We are not saying, use formal processes to build your new, one-off solutions. No, for those you should be using agile processes, simply because these solutions are likely to be unique to you and unknown to you at the start (i.e. requires: discovery, learning, design, research prototyping etc).

So, no factories in the solution -> no predictability to the development of the solution -> no formal process -> use agile process.

But, if factories in the solutions -> high predictability in the development of the solution -> use formal process.

This will hold true only for the parts of the whole solution which the factories themselves create. For all other parts of the solution, i.e. the glue, that require discovery, learning, design, research etc, you should employ agile processes to manage that. (Which for most software factory created solutions should be the last 20-40% of the development considering the expectation that factories today can't create the entire solution, and that the solution will always require some level of manual customization).

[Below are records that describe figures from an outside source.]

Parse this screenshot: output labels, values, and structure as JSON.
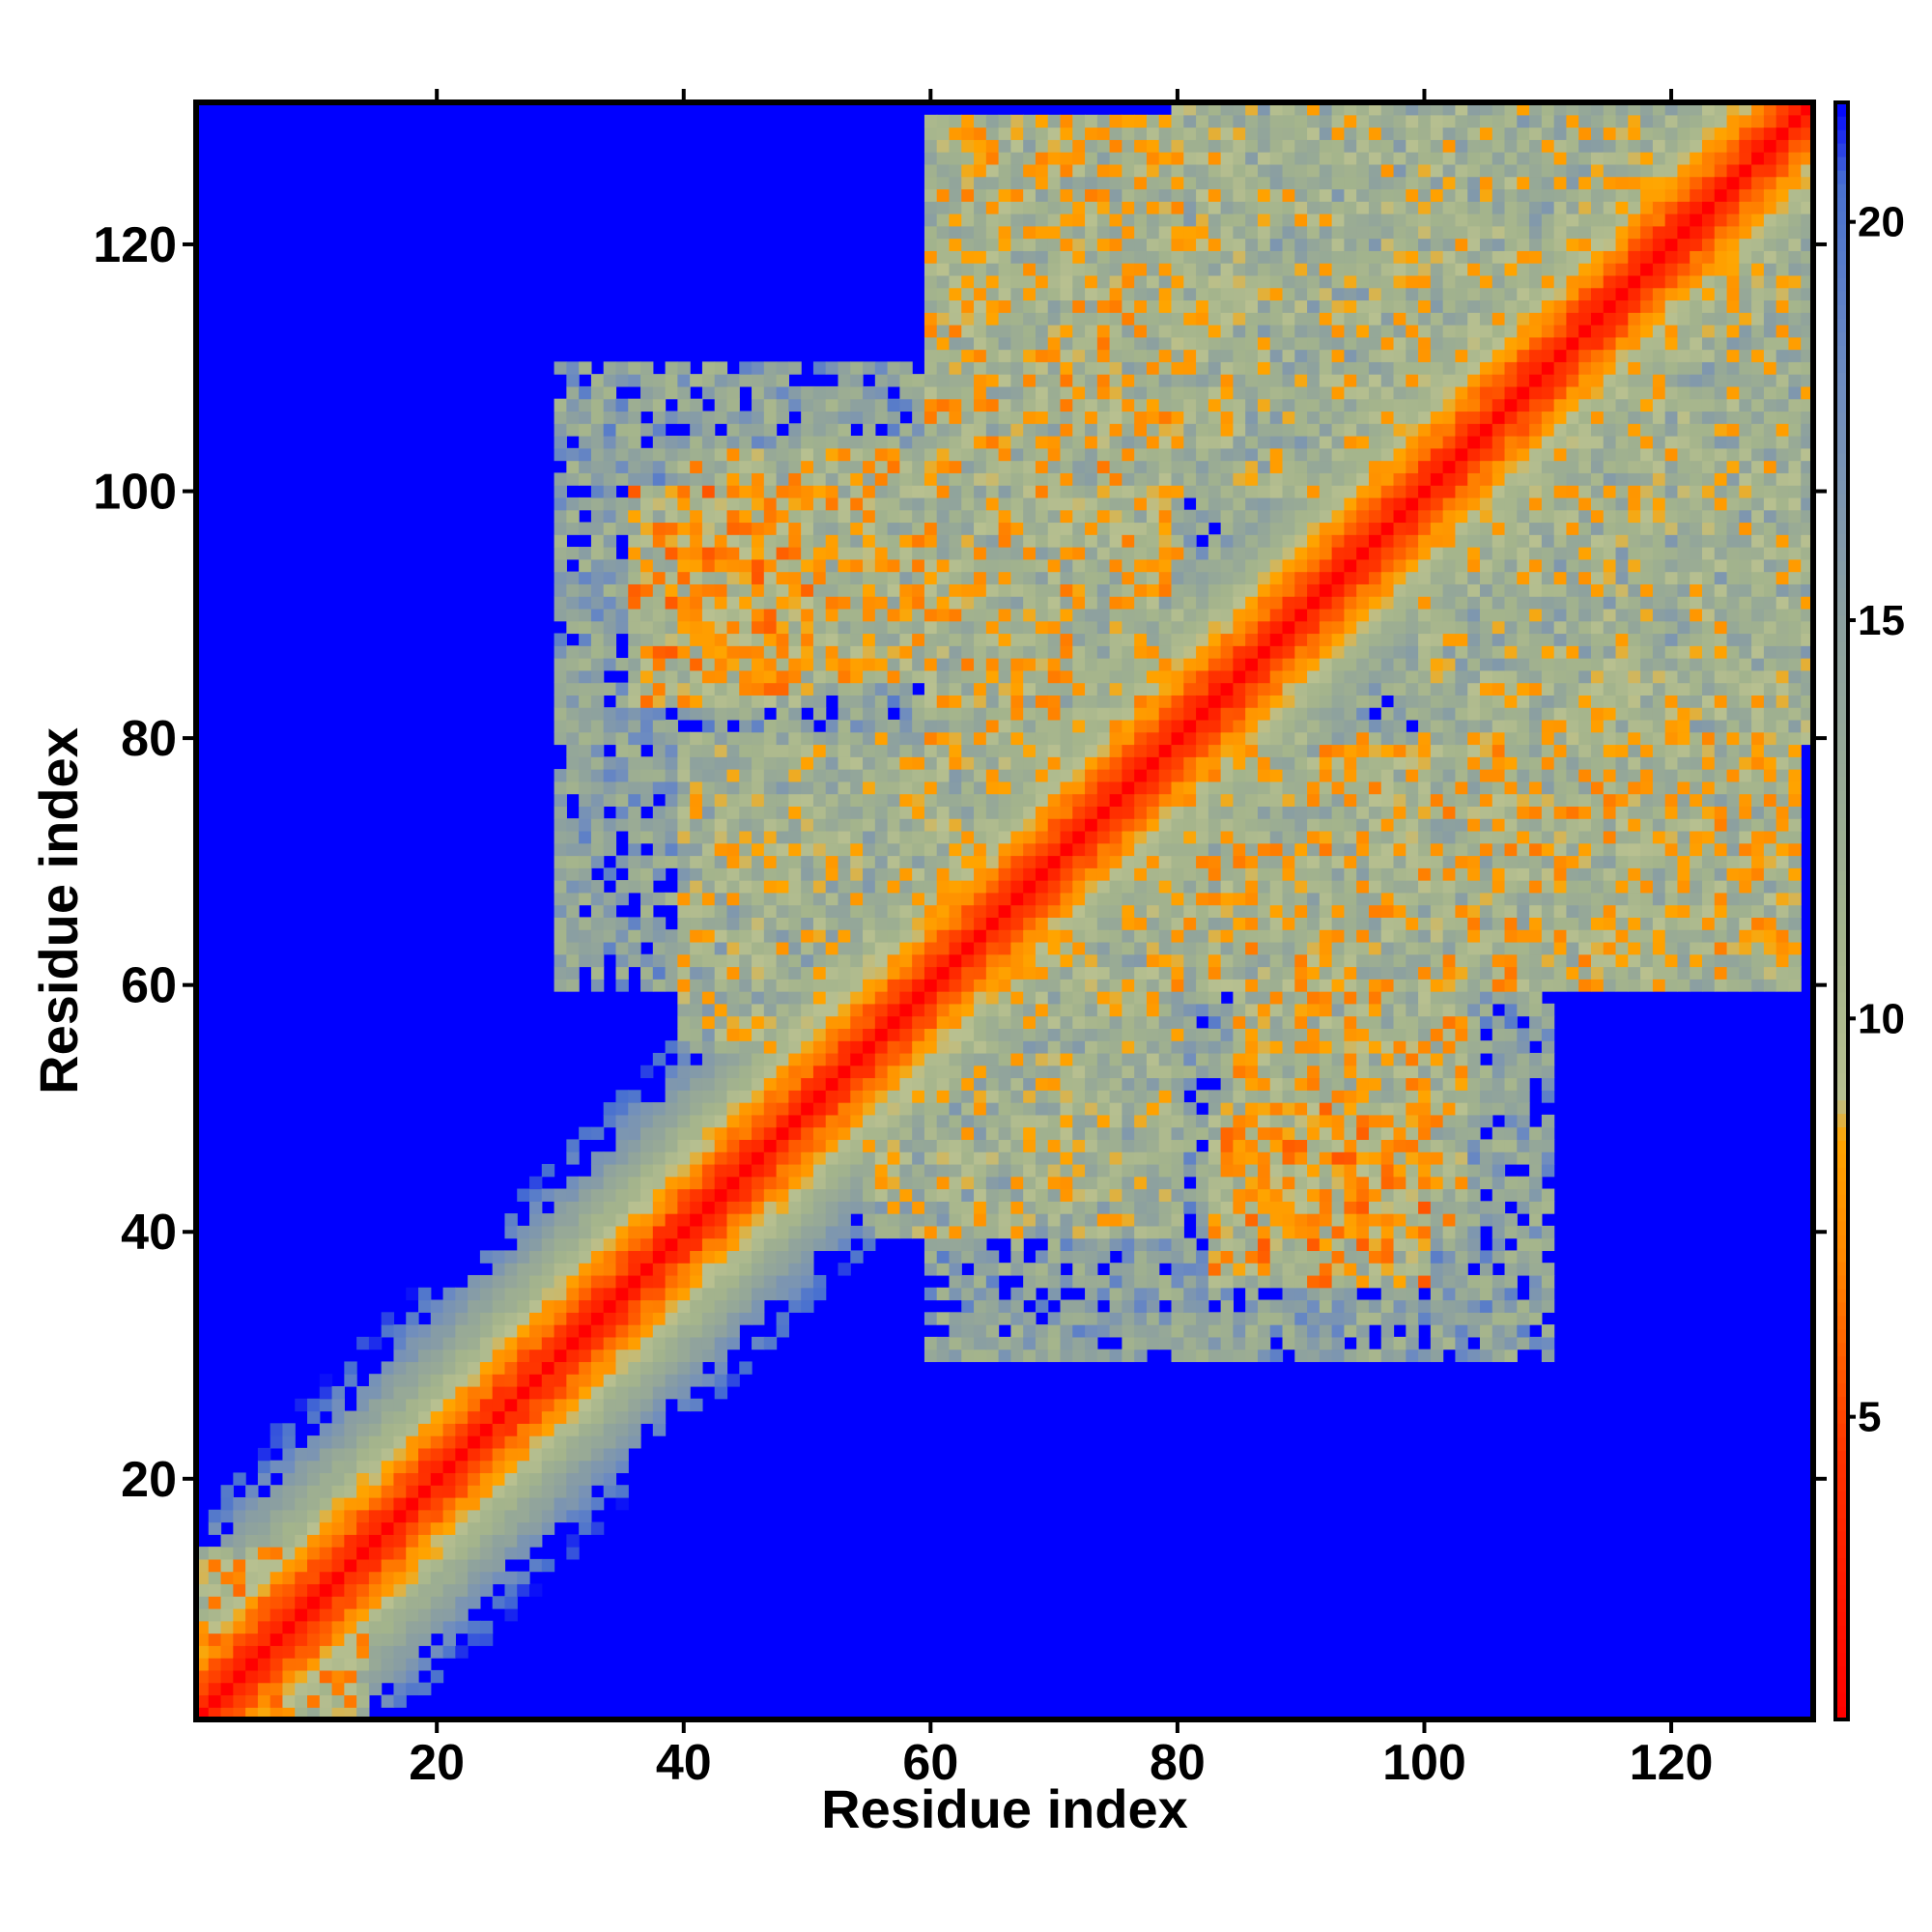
{
  "chart_data": {
    "type": "heatmap",
    "title": "",
    "xlabel": "Residue index",
    "ylabel": "Residue index",
    "n_residues": 131,
    "xlim": [
      1,
      131
    ],
    "ylim": [
      1,
      131
    ],
    "x_ticks": [
      20,
      40,
      60,
      80,
      100,
      120
    ],
    "y_ticks": [
      20,
      40,
      60,
      80,
      100,
      120
    ],
    "x_tick_labels": [
      "20",
      "40",
      "60",
      "80",
      "100",
      "120"
    ],
    "y_tick_labels": [
      "20",
      "40",
      "60",
      "80",
      "100",
      "120"
    ],
    "colorbar": {
      "range": [
        1.2,
        21.5
      ],
      "ticks": [
        5,
        10,
        15,
        20
      ],
      "tick_labels": [
        "5",
        "10",
        "15",
        "20"
      ],
      "colors": [
        {
          "value": 1.2,
          "color": "#ff0000"
        },
        {
          "value": 4.5,
          "color": "#ff3300"
        },
        {
          "value": 7.0,
          "color": "#ff8800"
        },
        {
          "value": 8.5,
          "color": "#ffa500"
        },
        {
          "value": 9.0,
          "color": "#b8c090"
        },
        {
          "value": 11.0,
          "color": "#a4b48c"
        },
        {
          "value": 15.0,
          "color": "#8ca0a0"
        },
        {
          "value": 18.0,
          "color": "#6e8cc0"
        },
        {
          "value": 20.5,
          "color": "#4870d0"
        },
        {
          "value": 21.5,
          "color": "#0000ff"
        }
      ],
      "background_color": "#0000ff"
    },
    "legend": "colorbar-right",
    "grid": false,
    "diagonal": {
      "zero_distance_color": "#ff0000"
    },
    "contact_regions": [
      {
        "i": [
          1,
          14
        ],
        "j": [
          1,
          14
        ],
        "level": 7
      },
      {
        "i": [
          36,
          50
        ],
        "j": [
          83,
          100
        ],
        "level": 7
      },
      {
        "i": [
          60,
          80
        ],
        "j": [
          80,
          130
        ],
        "level": 8
      },
      {
        "i": [
          85,
          103
        ],
        "j": [
          40,
          60
        ],
        "level": 8
      },
      {
        "i": [
          40,
          80
        ],
        "j": [
          55,
          80
        ],
        "level": 9
      },
      {
        "i": [
          100,
          131
        ],
        "j": [
          80,
          131
        ],
        "level": 9
      },
      {
        "i": [
          30,
          60
        ],
        "j": [
          60,
          110
        ],
        "level": 12
      },
      {
        "i": [
          60,
          130
        ],
        "j": [
          60,
          110
        ],
        "level": 12
      }
    ]
  }
}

Now, all this supports the fact that: you should be using agile processes to create your Software Factories themselves. Since you also won't know what they look like at the start and they also require much discovery, design, research and prototyping etc. You can treat a software factory building project as a one-off solution development project in this respect - since it will almost always be a one-off development project.

So, I find it kind of ironic, that whilst the industry, as a whole, is still moving us to agile development, software factories appear to be countering that by moving us back to formal development! Of course, you know better than to confuse the two different types of software development now - right?

In actual fact, if you understand this clearly now you will know that agile development (process) is used to help design and implement new, unknown solutions to meet changing requirements. Whereas, Software Factories (tool) are used to help manufacture existing solutions, each with similar requirements.